Hence the sight of black, white and blue flags and civic pride that pervades most of the concerts makes a great deal of sense. Estonian Voices, the a cappella sextet led by the aforementioned Voorand, whose blend of jazz, folk and classical has attracted large audiences right across Europe captures that feeling as well as any other group. Arrangements that play artfully on the contrasting characters of the singers – the two sopranos Mirjam Dede and Maria Vali and tenor Mikk Dede all impress – are excellent and the harmonising is rich throughout. An orchestra, or rather orkestar, with a more raucous energy is Macedonia's Kadrievi, who elicit delirium and dancing in an audience that cannot resist the relentlessly swirling gypsy rhythms drawn from Eastern Europe and oriental sources. An octet with a mighty bottom-end provided by the bombardon (bass tuba), the group has the explosive character of a funky New Orleans marching band, and like its American counterpart, the standard of playing is high. As for Niger's Bombino, they play a storming desert blues not unlike Tinariwen, in which vocalist–guitarist Goumour Almoctar lays down rugged solos.
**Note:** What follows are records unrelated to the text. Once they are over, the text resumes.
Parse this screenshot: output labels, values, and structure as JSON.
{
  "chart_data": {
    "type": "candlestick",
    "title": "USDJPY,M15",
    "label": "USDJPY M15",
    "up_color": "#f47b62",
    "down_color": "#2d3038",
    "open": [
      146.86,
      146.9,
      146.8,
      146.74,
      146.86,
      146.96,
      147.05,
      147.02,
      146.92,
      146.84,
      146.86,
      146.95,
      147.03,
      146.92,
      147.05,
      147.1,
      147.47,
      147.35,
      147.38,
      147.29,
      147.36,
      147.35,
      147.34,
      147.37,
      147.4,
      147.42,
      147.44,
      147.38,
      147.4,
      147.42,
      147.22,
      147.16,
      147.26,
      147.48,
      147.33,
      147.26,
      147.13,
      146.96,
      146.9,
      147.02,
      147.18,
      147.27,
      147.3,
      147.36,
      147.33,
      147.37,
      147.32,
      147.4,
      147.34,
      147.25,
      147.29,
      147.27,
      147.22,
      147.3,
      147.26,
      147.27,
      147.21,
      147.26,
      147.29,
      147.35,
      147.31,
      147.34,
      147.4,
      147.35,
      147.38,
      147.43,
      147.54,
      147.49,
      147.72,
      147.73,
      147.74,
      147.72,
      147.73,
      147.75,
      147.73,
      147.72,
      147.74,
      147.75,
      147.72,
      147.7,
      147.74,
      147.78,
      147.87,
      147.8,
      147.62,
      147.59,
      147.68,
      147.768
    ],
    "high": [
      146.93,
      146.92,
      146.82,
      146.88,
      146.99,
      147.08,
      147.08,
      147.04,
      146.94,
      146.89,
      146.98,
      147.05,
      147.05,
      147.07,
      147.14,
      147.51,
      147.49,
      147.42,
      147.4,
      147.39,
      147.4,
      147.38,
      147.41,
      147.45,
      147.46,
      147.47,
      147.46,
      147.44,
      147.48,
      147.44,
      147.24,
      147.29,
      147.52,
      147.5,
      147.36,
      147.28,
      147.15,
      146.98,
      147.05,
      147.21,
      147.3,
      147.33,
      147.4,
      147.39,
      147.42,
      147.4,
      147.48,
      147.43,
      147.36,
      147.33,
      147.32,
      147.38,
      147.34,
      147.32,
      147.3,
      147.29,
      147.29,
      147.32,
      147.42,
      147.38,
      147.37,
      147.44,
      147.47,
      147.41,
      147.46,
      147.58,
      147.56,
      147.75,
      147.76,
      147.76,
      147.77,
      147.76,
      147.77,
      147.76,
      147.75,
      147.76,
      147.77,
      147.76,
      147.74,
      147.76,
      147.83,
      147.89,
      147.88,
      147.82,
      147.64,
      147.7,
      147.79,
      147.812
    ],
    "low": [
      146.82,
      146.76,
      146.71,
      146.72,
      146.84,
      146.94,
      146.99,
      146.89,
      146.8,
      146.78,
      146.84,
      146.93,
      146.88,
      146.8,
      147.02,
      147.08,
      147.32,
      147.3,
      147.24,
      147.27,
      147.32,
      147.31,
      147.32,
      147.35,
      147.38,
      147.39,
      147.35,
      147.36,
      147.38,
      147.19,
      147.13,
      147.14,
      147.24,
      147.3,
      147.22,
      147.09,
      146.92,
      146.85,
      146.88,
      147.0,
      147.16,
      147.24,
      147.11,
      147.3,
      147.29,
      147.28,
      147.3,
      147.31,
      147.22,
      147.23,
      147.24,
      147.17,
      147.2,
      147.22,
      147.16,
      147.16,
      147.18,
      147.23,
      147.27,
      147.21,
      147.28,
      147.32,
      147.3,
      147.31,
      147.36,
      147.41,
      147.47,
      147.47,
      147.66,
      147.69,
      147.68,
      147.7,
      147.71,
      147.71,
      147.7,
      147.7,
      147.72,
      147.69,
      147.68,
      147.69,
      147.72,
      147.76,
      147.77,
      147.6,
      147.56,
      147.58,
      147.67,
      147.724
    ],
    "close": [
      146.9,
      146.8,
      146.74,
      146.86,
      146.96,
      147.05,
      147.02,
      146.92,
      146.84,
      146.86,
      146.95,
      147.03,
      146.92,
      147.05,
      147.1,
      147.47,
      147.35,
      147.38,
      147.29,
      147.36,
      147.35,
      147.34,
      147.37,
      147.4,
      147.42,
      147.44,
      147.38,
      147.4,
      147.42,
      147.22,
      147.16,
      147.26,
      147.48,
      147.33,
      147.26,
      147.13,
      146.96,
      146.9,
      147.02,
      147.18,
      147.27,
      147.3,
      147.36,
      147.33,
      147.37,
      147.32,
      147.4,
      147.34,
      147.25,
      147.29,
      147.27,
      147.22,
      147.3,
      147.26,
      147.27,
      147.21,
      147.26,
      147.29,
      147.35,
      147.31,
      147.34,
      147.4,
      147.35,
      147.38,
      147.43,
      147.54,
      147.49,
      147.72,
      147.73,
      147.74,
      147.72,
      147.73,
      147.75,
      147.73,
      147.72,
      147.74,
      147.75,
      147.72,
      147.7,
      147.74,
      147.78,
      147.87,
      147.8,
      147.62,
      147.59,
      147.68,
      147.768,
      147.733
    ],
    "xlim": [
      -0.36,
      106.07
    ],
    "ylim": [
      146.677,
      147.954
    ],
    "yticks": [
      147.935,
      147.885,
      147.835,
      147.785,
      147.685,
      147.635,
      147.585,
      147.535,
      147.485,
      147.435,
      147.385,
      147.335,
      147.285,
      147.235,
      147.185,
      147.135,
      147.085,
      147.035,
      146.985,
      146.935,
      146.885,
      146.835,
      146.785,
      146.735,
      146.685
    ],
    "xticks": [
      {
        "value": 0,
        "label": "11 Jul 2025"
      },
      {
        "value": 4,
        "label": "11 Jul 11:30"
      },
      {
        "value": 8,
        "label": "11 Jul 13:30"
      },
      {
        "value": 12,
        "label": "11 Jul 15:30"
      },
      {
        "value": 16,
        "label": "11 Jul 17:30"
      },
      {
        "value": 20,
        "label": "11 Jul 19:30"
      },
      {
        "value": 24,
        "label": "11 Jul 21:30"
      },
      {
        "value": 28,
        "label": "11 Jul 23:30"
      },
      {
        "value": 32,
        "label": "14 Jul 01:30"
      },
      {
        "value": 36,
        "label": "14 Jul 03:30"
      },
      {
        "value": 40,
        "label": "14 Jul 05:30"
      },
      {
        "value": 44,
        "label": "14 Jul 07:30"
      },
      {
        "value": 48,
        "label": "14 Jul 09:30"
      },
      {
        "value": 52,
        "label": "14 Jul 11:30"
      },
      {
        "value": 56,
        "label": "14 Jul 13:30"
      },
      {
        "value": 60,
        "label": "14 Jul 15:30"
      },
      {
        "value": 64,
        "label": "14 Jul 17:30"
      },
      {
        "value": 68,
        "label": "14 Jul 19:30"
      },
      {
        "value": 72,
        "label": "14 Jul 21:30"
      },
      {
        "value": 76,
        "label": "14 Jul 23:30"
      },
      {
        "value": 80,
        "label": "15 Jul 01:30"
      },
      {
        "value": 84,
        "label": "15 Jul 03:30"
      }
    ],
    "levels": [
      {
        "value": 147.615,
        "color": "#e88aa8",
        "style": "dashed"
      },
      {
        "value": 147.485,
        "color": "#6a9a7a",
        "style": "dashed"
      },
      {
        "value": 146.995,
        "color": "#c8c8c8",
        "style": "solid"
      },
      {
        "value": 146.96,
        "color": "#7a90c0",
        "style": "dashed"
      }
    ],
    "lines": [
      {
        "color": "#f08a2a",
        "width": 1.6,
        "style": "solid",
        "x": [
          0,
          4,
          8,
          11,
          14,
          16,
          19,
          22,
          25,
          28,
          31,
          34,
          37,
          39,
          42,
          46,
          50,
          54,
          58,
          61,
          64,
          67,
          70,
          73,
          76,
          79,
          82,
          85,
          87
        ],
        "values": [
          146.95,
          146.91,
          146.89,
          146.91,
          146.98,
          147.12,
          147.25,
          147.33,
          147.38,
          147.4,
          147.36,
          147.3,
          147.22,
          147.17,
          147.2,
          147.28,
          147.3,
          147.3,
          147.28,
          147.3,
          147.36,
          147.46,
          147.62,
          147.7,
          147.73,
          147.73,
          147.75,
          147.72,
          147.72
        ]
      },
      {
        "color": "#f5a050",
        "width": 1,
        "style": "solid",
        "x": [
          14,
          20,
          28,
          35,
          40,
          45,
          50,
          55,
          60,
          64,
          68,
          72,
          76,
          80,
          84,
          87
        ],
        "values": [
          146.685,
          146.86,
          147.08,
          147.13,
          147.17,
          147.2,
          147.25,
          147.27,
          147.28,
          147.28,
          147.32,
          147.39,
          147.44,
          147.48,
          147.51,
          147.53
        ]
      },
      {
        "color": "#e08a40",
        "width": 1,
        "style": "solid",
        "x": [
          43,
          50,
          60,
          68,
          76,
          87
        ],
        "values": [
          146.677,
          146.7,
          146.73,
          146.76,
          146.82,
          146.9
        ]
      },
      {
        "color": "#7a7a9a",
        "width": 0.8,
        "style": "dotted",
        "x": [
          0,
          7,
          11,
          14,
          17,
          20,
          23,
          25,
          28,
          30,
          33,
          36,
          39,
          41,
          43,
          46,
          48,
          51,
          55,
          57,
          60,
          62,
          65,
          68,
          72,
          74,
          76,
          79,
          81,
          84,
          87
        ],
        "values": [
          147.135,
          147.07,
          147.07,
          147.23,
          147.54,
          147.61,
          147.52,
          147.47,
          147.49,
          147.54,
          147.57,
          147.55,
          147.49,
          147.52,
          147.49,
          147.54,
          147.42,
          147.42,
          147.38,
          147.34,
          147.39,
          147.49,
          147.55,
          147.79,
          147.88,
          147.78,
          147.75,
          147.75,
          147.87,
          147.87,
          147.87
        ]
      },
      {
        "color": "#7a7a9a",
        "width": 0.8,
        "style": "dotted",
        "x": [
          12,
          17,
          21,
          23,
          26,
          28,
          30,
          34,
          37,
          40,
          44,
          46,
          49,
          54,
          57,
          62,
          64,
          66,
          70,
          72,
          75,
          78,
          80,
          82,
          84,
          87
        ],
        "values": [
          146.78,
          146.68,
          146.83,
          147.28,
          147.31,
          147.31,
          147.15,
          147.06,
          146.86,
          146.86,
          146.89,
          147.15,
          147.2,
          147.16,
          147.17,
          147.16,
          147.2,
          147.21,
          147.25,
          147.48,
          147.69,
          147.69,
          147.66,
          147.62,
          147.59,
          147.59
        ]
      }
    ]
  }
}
Energy levels are kept up in the closing gala concert by Viljandi's artistic director Ando Kiviberg, who invites a few dozen groups on stage to play bite-sized sets to remind the audience of what they have had the chance to enjoy over the sun-soaked weekend. Georgian vocal group Debi Gogochurebi steals the show with its rapturous polyphony, but it is Kiviberg's nifty shape-shifting – he sings one minute, plays pipes and double-bass the next – that is a potent encapsulation of traditions in transition.